The reality we face is that there are just not enough of us left to make all the pieces and parts of modern society work again. At least, not in the way they did a year ago. We have tons of information on how to accomplish things, but most of us have no clue how a cell phone really works, or the best way to generate electricity on a large scale. The details of how most things are manufactured, as well as how they function, are all things we'll have to teach ourselves. That will take time.
Not to mention people to do it all. Power plants need skilled operators to work, and three shifts running all the time. Think about that. How are less than ten thousand (that we know of) going to make even half the things that took millions before, work?
We can't. Not yet. What we can do is innovate, and find ways to use the resources we have at our disposal that get the most from them. Heating up rocks to keep warm is a very simple, very old idea. Combine that with a creative ventilation system and the basic knowledge that heat rises, and you get a relatively simple but effective method of warming a medium sized space.
Brilliant in its simplicity.

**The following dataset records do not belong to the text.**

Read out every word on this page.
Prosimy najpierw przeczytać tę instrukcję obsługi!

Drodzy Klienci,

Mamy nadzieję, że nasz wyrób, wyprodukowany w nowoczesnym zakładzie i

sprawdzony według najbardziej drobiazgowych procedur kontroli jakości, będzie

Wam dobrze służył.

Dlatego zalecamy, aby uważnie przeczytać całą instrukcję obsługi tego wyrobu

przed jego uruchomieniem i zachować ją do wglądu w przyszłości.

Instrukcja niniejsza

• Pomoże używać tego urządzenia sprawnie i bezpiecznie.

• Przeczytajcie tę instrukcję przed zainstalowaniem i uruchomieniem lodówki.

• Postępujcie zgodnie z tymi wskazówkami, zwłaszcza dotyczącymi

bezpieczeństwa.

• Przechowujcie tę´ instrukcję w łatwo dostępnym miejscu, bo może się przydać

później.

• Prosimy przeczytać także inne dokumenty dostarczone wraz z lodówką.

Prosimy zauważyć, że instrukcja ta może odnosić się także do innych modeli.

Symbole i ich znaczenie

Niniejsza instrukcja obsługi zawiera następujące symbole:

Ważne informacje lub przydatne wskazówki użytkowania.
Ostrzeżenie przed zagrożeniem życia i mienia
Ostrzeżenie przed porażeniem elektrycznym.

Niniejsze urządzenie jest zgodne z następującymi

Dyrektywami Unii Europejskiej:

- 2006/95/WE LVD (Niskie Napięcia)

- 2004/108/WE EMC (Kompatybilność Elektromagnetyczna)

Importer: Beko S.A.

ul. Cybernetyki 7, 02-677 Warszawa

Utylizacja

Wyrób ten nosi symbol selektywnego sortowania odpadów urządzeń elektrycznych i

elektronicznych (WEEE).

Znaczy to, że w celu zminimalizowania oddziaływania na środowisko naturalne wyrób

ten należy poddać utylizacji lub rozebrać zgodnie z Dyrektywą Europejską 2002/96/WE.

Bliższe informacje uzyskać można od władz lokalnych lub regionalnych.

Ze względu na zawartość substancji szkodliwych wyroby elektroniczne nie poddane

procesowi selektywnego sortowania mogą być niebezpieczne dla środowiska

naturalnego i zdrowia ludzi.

For right now, simplicity and functionality are what we need. Reliable things. If or when we get our compound back, this will be one of the things that we'll try to implement. We tried something like it, but here I see how we can improve on our original designs.
See? It's a perfect example of ingenuity, efficiency, cooperation, and functional adaptation. Exactly what we human beings need to do to not only continue to survive, but to thrive as the future unfolds. All of that from something as simple as very hot rocks.